Le Paris Saint-Germain, auteur d'un début de saison catastrophique — mais qui a probablement joué en sa faveur au bout du compte — a longtemps été stigmatisé pour le manque d'ambition et la qualité déficiente de ses prestations. Ce procès a perduré de façon assez injuste, allant jusqu'à ignorer à la fois les progrès et les vertus spécifiques de ce groupe, capable d'assurer une maîtrise tactique considérable, mais aussi de développer de très beaux mouvements. Au fur et à mesure du rétropédalage de l'ASM et du "ralentissement" très relatif de l'OL (en termes de qualité de jeu), on a donc assisté à une sorte de nivellement entre les trois leaders.
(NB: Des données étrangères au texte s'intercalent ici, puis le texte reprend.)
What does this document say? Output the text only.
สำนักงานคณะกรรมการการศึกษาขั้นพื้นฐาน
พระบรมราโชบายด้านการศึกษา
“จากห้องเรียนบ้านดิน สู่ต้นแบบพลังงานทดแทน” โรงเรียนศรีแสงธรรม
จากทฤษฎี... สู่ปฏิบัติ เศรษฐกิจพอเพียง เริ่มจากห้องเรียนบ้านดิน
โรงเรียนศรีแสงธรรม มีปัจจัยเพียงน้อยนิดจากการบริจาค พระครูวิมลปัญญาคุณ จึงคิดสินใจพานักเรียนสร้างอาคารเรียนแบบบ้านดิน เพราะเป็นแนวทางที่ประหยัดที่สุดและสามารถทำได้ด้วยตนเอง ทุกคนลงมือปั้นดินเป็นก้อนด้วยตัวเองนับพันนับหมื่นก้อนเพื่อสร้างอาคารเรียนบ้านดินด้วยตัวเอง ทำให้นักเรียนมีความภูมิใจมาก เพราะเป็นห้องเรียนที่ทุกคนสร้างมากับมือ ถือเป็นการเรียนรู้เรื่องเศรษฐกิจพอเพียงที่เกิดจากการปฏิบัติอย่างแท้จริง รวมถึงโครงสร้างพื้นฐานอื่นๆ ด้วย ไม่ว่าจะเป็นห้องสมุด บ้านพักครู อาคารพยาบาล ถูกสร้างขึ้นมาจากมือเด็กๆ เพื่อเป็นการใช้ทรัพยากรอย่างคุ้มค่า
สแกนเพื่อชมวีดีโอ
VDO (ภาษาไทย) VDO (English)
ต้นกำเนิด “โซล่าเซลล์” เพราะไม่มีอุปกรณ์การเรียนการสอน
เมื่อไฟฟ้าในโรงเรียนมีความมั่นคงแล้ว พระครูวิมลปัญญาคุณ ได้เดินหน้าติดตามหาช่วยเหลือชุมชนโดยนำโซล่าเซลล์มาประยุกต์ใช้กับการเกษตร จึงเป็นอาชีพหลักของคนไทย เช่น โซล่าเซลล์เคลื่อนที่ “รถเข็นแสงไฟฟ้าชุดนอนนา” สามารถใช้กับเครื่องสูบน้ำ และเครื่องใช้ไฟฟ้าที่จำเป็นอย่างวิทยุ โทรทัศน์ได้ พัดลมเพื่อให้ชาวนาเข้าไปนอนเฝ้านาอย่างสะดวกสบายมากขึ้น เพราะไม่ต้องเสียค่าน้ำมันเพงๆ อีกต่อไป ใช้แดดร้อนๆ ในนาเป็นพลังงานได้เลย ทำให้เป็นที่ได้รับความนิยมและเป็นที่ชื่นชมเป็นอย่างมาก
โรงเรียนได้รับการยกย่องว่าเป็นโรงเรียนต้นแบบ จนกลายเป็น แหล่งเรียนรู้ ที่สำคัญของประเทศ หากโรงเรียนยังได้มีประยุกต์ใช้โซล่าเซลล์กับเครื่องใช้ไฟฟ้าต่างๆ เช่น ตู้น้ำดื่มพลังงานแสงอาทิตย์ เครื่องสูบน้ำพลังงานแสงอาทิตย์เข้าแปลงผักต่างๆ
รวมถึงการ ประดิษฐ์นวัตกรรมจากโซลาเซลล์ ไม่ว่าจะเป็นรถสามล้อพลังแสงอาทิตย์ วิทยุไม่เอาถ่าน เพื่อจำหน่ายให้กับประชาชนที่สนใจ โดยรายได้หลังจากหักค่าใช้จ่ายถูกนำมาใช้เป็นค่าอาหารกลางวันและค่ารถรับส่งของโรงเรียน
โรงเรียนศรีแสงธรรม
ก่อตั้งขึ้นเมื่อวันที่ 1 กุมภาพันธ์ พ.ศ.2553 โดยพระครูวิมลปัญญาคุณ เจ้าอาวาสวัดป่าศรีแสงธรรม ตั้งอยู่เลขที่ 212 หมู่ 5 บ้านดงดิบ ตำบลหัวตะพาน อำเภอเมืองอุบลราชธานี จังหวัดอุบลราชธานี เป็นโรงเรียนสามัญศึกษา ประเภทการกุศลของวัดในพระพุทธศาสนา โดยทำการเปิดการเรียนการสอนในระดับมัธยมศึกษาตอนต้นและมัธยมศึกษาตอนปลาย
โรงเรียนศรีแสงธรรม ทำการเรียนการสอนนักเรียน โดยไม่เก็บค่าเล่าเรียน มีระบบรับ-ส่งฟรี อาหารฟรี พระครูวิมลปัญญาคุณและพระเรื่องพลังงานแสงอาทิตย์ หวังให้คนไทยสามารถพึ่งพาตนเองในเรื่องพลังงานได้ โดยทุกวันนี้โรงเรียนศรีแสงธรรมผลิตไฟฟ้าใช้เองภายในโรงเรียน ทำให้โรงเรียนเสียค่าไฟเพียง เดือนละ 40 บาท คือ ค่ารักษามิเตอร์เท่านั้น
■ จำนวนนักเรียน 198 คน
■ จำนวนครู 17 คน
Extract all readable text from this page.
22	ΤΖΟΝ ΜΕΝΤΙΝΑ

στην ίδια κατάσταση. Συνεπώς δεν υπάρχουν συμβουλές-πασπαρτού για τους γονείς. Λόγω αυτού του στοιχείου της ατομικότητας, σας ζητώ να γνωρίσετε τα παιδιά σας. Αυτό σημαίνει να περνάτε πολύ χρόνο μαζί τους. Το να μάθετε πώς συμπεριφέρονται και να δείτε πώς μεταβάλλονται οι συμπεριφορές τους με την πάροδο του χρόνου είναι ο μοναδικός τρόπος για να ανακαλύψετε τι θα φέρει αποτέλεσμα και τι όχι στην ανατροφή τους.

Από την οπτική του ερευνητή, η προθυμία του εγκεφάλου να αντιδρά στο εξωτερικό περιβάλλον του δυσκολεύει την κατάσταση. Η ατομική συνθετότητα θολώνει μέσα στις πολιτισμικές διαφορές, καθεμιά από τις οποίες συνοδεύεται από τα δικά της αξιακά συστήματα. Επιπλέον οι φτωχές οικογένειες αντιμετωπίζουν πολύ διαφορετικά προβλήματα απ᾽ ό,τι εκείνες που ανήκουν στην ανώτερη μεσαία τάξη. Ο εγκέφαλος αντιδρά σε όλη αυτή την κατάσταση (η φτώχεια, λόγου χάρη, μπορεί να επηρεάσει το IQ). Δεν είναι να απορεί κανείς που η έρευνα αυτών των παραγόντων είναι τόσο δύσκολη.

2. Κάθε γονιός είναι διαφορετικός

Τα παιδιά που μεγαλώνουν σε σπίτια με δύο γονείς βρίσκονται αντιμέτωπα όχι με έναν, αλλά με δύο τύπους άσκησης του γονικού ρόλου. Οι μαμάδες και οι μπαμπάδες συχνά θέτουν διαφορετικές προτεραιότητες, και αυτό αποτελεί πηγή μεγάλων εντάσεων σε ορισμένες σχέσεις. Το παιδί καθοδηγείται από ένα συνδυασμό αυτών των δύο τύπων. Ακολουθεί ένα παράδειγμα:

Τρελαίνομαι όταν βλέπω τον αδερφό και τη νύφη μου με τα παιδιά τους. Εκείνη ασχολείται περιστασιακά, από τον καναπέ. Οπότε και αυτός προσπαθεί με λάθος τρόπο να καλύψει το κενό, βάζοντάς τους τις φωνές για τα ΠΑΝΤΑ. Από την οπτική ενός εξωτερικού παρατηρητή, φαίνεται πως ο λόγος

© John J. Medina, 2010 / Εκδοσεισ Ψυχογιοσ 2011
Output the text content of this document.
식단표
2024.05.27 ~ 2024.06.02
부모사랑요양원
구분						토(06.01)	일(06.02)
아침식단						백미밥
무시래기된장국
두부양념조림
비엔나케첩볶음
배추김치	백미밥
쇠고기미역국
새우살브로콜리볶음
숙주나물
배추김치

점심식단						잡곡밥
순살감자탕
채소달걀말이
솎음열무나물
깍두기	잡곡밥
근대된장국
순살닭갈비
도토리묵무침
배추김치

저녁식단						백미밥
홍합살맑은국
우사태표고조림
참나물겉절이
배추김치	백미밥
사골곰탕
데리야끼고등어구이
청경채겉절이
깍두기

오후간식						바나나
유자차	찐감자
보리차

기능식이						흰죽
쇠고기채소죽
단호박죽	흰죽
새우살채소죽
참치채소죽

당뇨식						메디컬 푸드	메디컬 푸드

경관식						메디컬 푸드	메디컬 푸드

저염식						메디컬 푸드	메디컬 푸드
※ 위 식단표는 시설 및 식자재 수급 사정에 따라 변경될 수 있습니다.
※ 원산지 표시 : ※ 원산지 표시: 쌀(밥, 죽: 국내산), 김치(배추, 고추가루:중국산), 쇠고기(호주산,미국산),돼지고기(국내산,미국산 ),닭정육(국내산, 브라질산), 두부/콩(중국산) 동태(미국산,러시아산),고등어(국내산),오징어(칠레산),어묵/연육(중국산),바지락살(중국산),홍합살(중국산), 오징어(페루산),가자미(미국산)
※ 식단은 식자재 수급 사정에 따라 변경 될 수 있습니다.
La différence s'est alors faite — et ce fut évident au cours des toutes dernières journées — sur l'efficacité, ce concept nébuleux que l'OL a su rendre ô combien concret, à Bordeaux et Metz en particulier. Au décompte des victoires obtenues à l'arrachée, c'est lui qui a dominé ses concurrents. Ralenti à Strasbourg, le PSG a fait un hors-sujet à Bordeaux tandis que pour l'ASM, le but inscrit par Giuly contre Marseille dans les arrêts de jeu n'a été qu'une parenthèse dans une série de contre-performances. À ce stade du triplé lyonnais, il n'est pas question d'évoquer la seule réussite, ni de réduire le profil de l'OL à celui d'un sprinter: la course de fond lui réussit également assez bien, surtout si l'on considère le parcours suivi depuis trois ans.